American schools are slowly reintroducing cursive instruction. From Illinois to Ohio, schools are now offering at least one class on the forgotten art, which was dropped from the Common Core State Standards in 2010.
The Standards, which detail what K-12 students should know of the English language, arts and mathematics at each school grade, deemed that students should learn how to use a keyboard and write in print instead.
Cursive’s resurgence may seem anachronistic in the keyboard age. More than just another skill to learn, it’s tied to loaded notions of American values and identity. Anne Trubek, author of The History and Uncertain Future of Handwriting, told the New York Times that the teaching of cursive a decade ago was aimed at developing a civilised, well-mannered population.
“People were upset about the idea that you might not seem educated if you didn’t know cursive,” she said.
Lately, however, it’s become more to do with “convention, tradition, conservatism,” she said. To be American is to be able to read and write cursive, so it goes. Several Republican lawmakers behind the campaign to revive cursive teaching say in is necessary for the reading of historical texts like the Constitution and the Declaration of Independence.
Students: When you write with a pen or pencil, do you print, write in cursive or alternate between the two? Do you have a signature that you use when you sign forms? If you don’t write in cursive, is this a skill you wish you had?https://t.co/kctoHLJ3v8
— NYT Learning Network (@NYTimesLearning) April 15, 2019
Whatever its symbolism, the pen is mightier than the keyboard, according to research. Cursive writing – where one writes with a pen without raising the hand between each character – gives students important cognitive benefits. How we produce a text is just as important as quality of the text.
Experts on writing say this is because handwriting ignites several cognitive processes.
“Handwriting is a complex task which requires various skills – feeling the pen and paper, moving the writing implement, and directing movement by thought,” says Edouard Gentaz, Professor of Developmental Psychology at the University of Geneva.

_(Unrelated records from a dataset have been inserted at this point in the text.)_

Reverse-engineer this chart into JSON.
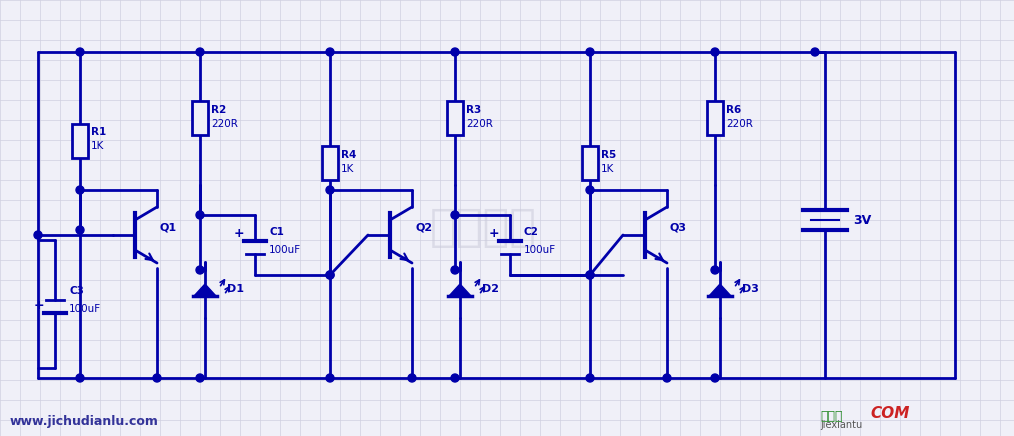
{
  "bg_color": "#f0f0f8",
  "grid_color": "#d0d0e0",
  "circuit_color": "#0000aa",
  "title_color": "#0000aa",
  "watermark_color": "#c8c8d8",
  "watermark_text": "电子爱好",
  "url_text": "www.jichudianlu.com",
  "logo_text1": "接线图",
  "logo_text2": "jiexiantu",
  "logo_color1": "#228822",
  "logo_color2": "#cc2222",
  "battery_voltage": "3V",
  "components": {
    "R1": "1K",
    "R2": "220R",
    "R3": "220R",
    "R4": "1K",
    "R5": "1K",
    "R6": "220R",
    "C1": "100uF",
    "C2": "100uF",
    "C3": "100uF",
    "Q1": "Q1",
    "Q2": "Q2",
    "Q3": "Q3",
    "D1": "D1",
    "D2": "D2",
    "D3": "D3"
  }
}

“Children take several years to master this precise motor exercise: you need to hold the scripting tool firmly while moving it in such a way as to leave a different mark for each letter.”
Source: Giphy
It bolsters creativity, too. Claire Bustarret, a manuscript specialist at the Maurice Halbwachs Research Centre in Paris told The Guardian: “Word-processing is a normative, standardised tool…Obviously, you can change the page layout and switch fonts, but you cannot invent a form not foreseen by the software.

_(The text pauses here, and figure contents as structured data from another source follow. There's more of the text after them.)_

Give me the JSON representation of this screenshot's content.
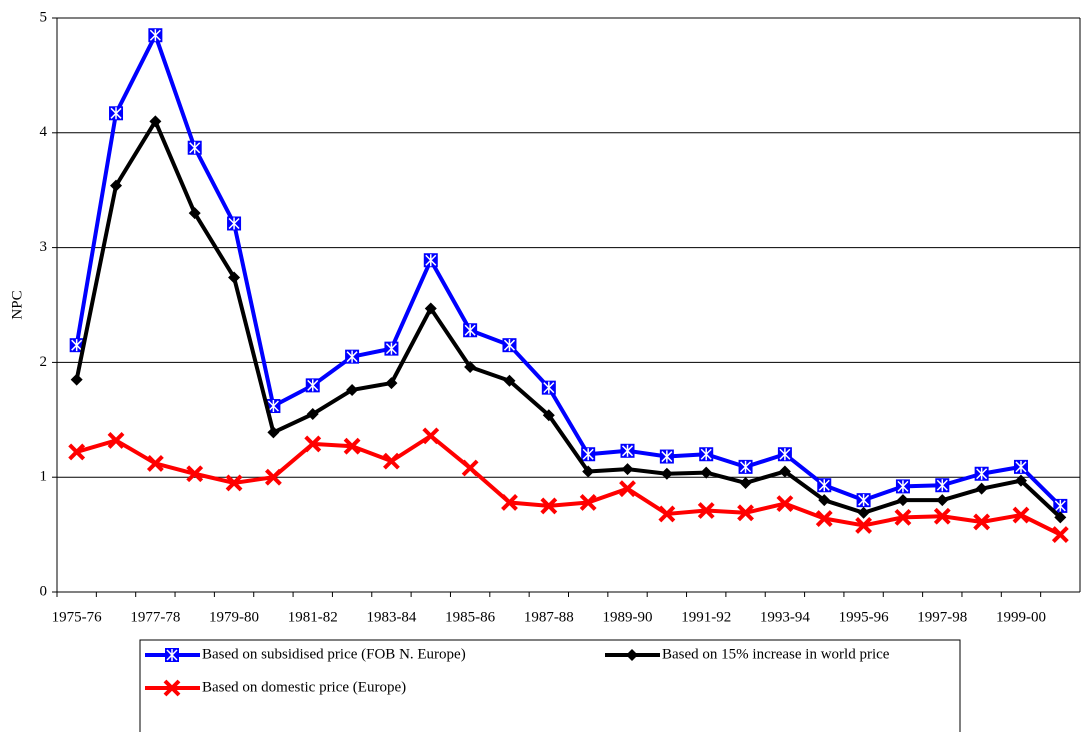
{
  "chart_data": {
    "type": "line",
    "y_label": "NPC",
    "categories": [
      "1975-76",
      null,
      "1977-78",
      null,
      "1979-80",
      null,
      "1981-82",
      null,
      "1983-84",
      null,
      "1985-86",
      null,
      "1987-88",
      null,
      "1989-90",
      null,
      "1991-92",
      null,
      "1993-94",
      null,
      "1995-96",
      null,
      "1997-98",
      null,
      "1999-00",
      null
    ],
    "series": [
      {
        "name": "Based on subsidised price (FOB N. Europe)",
        "color": "#0000ff",
        "marker": "square-x",
        "values": [
          2.15,
          4.17,
          4.85,
          3.87,
          3.21,
          1.62,
          1.8,
          2.05,
          2.12,
          2.89,
          2.28,
          2.15,
          1.78,
          1.2,
          1.23,
          1.18,
          1.2,
          1.09,
          1.2,
          0.93,
          0.8,
          0.92,
          0.93,
          1.03,
          1.09,
          0.75
        ]
      },
      {
        "name": "Based on 15% increase in world price",
        "color": "#000000",
        "marker": "diamond",
        "values": [
          1.85,
          3.54,
          4.1,
          3.3,
          2.74,
          1.39,
          1.55,
          1.76,
          1.82,
          2.47,
          1.96,
          1.84,
          1.54,
          1.05,
          1.07,
          1.03,
          1.04,
          0.95,
          1.05,
          0.8,
          0.69,
          0.8,
          0.8,
          0.9,
          0.97,
          0.65
        ]
      },
      {
        "name": "Based on domestic price (Europe)",
        "color": "#ff0000",
        "marker": "x",
        "values": [
          1.22,
          1.32,
          1.12,
          1.03,
          0.95,
          1.0,
          1.29,
          1.27,
          1.14,
          1.36,
          1.08,
          0.78,
          0.75,
          0.78,
          0.9,
          0.68,
          0.71,
          0.69,
          0.77,
          0.64,
          0.58,
          0.65,
          0.66,
          0.61,
          0.67,
          0.5
        ]
      }
    ],
    "ylim": [
      0,
      5
    ],
    "yticks": [
      0,
      1,
      2,
      3,
      4,
      5
    ],
    "grid": true
  }
}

“Paper allows much greater graphic freedom: you can write on either side, keep to set margins or not, superimpose lines or distort them. There is nothing to make you follow a set pattern. It has three dimensions too, so it can be folded, cut out, stapled or glued.”
Let’s not forget the “record” of our creative stages too, ie. all the markings, errors and additions we scribble on paper.

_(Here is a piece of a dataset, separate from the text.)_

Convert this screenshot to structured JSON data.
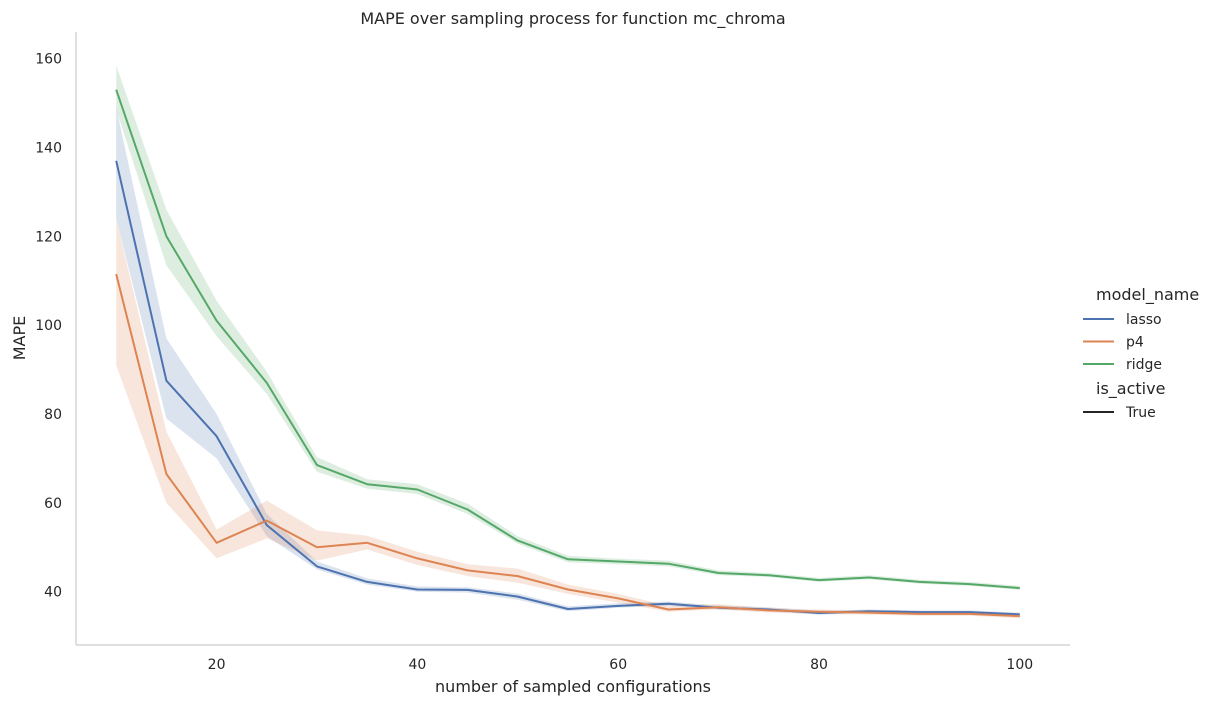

Other research claims students also get the following suite of benefits: better comprehension of a subject, improved letter recognition, engagement of both cerebral hemispheres, and more.
Critics and educators are not so quick to agree. Typing “allows us to go faster, not because we want everything faster in our hyped-up age, but for the opposite reason: we want more time to think,” according to Anne Trubek, former Associate Professor of Rhetoric and Composition at Oberlin College in Ohio.
There is evidence that cursive’s comeback campaign could be motivated by profit rather than aims for academic betterment.
Kate Gladstone, of the Handwriting Repairwoman, found that in states like North and South Carolina, the research used by lawmakers to push for cursive instruction in school was done by Zaner-Bloser Publishing, a for-profit company that creates instructional materials to teach handwriting. The company denies lobbying but acknowledged it provides lawmakers with research.